Reinke gliedert das Buch in zwei Teile: Der erste Teil bringt
Beiträge zu den Grundlagen des Werks Lorenzers, der zweite Teil
widmet sich der Anwendung von Alfred Lorenzers zentralem
Forschungsgegenstand – der Tiefenhermeneutik. Hier ist besonders
eine wichtige Originalarbeit von Lorenzer anzuführen,
»Tiefenhermeneutische Literaturinterpretationen« von Alfred
Lorenzer und Achim Würker aus dem Jahr 1987, die die Methode in
komprimierter Form gebündelt darstellt. Insgesamt sind die
Buchbeiträge in diesem Band so vielfältig, dass in dieser
Rezension nur exemplarisch darauf eingegangen werden kann.

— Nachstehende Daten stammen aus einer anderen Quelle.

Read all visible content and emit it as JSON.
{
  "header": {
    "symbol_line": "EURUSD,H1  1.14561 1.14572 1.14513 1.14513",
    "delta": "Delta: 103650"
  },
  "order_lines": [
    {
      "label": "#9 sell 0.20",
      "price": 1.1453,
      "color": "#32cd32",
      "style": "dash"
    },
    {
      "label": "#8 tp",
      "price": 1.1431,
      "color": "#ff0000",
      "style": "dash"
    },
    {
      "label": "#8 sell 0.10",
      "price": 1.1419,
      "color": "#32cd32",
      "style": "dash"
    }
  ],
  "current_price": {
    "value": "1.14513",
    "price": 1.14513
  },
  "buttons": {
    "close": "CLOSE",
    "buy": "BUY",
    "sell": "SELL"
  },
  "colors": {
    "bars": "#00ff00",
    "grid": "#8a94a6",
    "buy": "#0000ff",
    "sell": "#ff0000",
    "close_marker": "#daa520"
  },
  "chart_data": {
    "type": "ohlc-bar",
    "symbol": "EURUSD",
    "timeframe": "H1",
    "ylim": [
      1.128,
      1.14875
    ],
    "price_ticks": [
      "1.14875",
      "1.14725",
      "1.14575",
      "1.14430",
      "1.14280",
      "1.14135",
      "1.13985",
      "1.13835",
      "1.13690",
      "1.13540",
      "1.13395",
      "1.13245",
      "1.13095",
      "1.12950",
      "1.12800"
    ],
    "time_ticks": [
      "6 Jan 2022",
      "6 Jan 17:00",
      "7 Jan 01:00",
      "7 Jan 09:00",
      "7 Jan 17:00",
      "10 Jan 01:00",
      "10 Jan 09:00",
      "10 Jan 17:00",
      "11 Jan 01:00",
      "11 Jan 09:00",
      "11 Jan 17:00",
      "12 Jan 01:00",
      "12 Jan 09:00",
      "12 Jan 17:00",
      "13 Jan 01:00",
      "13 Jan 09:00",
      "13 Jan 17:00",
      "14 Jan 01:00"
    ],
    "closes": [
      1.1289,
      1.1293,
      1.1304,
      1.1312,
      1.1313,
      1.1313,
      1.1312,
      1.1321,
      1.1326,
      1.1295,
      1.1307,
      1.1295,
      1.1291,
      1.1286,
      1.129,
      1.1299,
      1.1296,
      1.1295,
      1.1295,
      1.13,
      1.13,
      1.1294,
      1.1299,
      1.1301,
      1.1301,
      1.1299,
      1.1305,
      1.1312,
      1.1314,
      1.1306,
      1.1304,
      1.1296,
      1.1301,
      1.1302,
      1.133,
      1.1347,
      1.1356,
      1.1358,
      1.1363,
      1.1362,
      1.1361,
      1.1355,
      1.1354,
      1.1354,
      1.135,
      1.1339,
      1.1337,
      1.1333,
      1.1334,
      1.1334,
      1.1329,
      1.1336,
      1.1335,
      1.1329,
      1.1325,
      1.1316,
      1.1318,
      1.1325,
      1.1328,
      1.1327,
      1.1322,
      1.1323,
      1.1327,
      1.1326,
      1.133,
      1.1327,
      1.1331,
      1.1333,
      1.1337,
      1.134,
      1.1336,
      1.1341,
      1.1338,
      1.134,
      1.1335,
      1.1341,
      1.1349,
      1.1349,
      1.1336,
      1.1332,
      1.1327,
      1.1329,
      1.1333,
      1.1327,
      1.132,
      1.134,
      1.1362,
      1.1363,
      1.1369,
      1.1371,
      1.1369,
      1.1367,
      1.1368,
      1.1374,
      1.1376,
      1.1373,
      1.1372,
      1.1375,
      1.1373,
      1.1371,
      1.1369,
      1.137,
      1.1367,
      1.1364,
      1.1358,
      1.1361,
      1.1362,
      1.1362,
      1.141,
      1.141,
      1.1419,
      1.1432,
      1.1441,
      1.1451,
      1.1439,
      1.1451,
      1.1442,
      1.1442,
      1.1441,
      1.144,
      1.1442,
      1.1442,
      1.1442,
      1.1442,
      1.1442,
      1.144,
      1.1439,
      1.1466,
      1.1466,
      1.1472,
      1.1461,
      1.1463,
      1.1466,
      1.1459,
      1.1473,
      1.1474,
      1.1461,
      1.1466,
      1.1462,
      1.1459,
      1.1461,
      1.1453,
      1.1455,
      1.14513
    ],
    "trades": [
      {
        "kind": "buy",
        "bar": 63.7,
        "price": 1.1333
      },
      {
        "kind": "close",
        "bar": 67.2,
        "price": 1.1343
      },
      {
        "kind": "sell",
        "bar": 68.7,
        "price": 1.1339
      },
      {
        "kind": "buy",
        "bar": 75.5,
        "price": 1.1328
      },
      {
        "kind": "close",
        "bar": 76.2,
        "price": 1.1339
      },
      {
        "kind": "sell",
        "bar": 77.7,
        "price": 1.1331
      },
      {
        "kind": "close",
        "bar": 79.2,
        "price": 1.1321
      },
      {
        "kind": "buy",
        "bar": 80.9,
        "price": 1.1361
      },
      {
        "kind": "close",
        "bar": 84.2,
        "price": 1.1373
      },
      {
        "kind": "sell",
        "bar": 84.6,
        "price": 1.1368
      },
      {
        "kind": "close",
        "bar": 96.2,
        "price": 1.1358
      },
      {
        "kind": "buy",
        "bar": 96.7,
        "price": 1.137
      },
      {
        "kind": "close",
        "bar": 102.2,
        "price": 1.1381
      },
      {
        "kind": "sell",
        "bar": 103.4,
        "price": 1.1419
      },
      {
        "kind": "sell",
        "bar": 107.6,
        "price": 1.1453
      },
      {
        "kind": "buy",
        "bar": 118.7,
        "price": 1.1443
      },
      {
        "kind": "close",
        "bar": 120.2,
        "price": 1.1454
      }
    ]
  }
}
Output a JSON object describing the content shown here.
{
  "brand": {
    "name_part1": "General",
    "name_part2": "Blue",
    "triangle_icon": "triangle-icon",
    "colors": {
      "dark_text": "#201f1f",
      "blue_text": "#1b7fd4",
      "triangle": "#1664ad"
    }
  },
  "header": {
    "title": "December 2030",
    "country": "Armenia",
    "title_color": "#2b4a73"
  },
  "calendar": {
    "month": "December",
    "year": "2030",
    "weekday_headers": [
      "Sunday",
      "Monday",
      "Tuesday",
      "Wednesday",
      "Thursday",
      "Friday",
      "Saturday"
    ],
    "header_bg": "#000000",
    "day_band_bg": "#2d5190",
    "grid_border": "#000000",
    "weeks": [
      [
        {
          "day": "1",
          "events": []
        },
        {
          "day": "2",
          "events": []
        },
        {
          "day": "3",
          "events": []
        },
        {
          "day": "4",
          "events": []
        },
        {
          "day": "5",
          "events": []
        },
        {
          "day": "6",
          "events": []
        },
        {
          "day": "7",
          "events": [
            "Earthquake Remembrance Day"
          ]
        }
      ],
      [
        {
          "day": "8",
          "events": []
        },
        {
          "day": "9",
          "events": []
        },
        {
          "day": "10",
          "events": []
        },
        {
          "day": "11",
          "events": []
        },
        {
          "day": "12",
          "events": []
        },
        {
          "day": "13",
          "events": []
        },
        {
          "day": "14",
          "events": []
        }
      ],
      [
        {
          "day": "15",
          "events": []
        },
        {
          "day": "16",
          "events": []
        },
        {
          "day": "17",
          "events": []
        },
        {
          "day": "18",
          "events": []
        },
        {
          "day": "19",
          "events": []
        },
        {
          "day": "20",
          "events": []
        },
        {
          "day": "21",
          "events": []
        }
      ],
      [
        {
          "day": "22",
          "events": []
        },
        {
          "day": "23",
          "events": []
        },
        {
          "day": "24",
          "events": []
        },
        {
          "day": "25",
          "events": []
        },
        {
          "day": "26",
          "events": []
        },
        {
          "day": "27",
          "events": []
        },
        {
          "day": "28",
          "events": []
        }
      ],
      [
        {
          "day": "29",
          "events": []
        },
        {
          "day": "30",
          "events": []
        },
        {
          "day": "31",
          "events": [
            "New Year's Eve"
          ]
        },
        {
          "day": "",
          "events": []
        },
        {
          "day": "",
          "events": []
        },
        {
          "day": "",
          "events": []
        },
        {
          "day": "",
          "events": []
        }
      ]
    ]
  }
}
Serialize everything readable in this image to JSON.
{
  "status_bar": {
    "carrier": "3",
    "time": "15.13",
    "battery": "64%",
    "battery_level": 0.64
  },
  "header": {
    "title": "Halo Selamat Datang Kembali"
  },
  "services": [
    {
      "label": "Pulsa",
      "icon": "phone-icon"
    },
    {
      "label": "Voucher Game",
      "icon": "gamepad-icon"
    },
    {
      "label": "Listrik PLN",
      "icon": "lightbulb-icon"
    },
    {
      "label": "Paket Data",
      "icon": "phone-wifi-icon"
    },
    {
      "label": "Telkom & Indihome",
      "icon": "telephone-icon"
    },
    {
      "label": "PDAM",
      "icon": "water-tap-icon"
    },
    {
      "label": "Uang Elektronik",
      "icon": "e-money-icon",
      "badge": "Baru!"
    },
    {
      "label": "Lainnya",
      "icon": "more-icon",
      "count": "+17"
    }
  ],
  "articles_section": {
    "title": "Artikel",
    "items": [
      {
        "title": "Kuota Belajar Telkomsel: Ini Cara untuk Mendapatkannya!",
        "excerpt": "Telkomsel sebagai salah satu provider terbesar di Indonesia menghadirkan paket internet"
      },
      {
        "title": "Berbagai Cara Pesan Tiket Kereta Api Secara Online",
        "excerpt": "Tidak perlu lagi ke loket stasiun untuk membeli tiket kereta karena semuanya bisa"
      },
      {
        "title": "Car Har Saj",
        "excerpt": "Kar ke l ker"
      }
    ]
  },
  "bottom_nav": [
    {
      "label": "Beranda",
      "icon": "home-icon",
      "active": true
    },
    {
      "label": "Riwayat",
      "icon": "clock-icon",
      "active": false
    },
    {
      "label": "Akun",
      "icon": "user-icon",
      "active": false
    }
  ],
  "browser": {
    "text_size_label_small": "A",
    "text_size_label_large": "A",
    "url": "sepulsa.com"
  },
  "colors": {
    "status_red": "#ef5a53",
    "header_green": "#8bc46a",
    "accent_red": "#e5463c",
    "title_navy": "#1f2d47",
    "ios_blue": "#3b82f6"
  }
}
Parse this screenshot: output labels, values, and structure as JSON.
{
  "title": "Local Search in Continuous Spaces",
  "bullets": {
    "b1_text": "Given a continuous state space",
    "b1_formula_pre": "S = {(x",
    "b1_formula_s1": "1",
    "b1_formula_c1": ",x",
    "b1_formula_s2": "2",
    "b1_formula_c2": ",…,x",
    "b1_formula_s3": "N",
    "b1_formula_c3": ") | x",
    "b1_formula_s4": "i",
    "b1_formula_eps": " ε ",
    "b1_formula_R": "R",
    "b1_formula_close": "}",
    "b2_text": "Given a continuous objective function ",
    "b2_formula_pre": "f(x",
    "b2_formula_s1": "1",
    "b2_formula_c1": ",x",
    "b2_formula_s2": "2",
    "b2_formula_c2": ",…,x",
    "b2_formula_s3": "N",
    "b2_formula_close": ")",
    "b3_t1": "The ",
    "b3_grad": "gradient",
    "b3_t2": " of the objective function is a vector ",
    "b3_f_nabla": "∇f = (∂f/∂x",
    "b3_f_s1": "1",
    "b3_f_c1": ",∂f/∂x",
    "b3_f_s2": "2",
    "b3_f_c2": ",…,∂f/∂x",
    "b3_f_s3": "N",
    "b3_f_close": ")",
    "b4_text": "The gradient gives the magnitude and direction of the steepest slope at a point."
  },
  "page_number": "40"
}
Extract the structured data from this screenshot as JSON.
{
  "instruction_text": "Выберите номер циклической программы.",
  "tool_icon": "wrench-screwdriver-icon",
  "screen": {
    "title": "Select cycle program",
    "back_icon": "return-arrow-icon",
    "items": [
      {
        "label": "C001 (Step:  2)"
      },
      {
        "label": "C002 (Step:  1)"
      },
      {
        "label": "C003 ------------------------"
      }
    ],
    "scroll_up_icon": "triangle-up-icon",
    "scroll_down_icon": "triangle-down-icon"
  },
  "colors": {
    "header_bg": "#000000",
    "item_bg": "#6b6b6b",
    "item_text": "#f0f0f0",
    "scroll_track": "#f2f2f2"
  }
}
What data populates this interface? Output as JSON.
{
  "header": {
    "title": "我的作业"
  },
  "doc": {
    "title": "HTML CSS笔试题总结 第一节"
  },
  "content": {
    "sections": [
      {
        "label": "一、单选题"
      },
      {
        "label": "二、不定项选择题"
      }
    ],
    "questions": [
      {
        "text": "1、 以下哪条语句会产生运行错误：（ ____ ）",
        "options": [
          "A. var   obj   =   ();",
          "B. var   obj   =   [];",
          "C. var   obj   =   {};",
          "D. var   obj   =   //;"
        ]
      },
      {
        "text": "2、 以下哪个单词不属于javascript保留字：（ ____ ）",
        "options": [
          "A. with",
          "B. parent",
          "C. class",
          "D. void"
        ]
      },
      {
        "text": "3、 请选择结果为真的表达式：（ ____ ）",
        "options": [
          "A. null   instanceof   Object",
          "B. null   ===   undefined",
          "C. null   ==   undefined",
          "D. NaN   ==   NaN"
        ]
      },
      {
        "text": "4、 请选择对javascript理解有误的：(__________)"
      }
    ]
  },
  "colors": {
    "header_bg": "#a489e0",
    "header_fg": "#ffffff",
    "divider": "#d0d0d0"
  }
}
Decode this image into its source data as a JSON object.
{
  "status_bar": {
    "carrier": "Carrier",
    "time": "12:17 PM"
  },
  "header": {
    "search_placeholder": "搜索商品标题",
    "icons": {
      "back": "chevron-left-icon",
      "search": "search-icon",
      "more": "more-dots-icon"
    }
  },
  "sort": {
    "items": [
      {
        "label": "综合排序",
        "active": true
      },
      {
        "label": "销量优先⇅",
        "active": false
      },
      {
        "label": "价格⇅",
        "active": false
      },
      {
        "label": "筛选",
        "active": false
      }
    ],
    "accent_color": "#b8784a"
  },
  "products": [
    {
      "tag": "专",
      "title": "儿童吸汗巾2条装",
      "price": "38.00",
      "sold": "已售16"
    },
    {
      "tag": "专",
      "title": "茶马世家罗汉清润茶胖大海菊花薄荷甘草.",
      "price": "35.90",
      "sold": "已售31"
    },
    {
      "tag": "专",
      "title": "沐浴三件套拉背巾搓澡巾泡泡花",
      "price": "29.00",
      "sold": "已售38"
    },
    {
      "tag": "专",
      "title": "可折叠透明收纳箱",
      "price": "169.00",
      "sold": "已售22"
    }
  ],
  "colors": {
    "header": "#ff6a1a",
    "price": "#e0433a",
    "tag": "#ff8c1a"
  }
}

Die Herausgeberin Reinke unternimmt in ihrem Beitrag »Hermeneutik
des Leibes. Psychoanalyse zwischen Leiblichkeit und
Vorstellungsarbeit« für den Grundlagenteil eine fundierte
Standortbestimmung der wissenschaftlichen Einordnung des Werkes
Lorenzers. Der Ausdruck »Hermeneutik des Leibes« ist auf Lorenzer
selbst zurückzuführen und verweist auf seine Mittelposition in
der in der abendländischen wissenschaftlichen Tradition uralten
Frage des Verhältnisses von Leiblichkeit und Geistigkeit, was in
Philosophie und Psychologie oft als Leib-Seele-Problem beschrieben
worden ist. Lorenzer korrigiert gewissermaßen einen alten Irrtum
von Freud, der seither in der Tradition der Psychoanalyse
fortgeschrieben worden war: Nämlich den Widerspruch eines
naturwissenschaftlich-neuropsychologischen Selbstverständnisses
mit einer den Geisteswissenschaften entlehnten Forschungsmethodik,
was der Psychoanalyse schon früh in ihrer Geschichte den Vorwurf
der Unwissenschaftlichkeit eingebracht hat, man denke nur an Karl
Bühlers kritische Charakterisierung Freuds als »Stoffdenker«
(Bühler 1929, 165). In spannender und klar argumentierter Form
greift Reinke auf das neurobiologische Frühwerk Freuds zurück,
das für viele Jahrzehnte in der wissenschaftlichen Diskussion zu
Freud ausgeblendet geblieben und nicht in den Gesammelten Werken
erfasst worden war. Dazu geradezu stimmig erscheint die von Reinke
angeführte Fehldatierung der wichtigsten psychotherapeutischen
Arbeit Freuds aus den frühen Jahren durch die HerausgeberInnen der
Gesammelten Werke, nämlich »Psychische Behandlung
(Seelenbehandlung)« aus dem Jahr 1890, die auf 1905 datiert erfasst
worden war, wie um mit dieser Fehldatierung das Weglassen aller
anderen frühen Schriften rechtfertigen zu können.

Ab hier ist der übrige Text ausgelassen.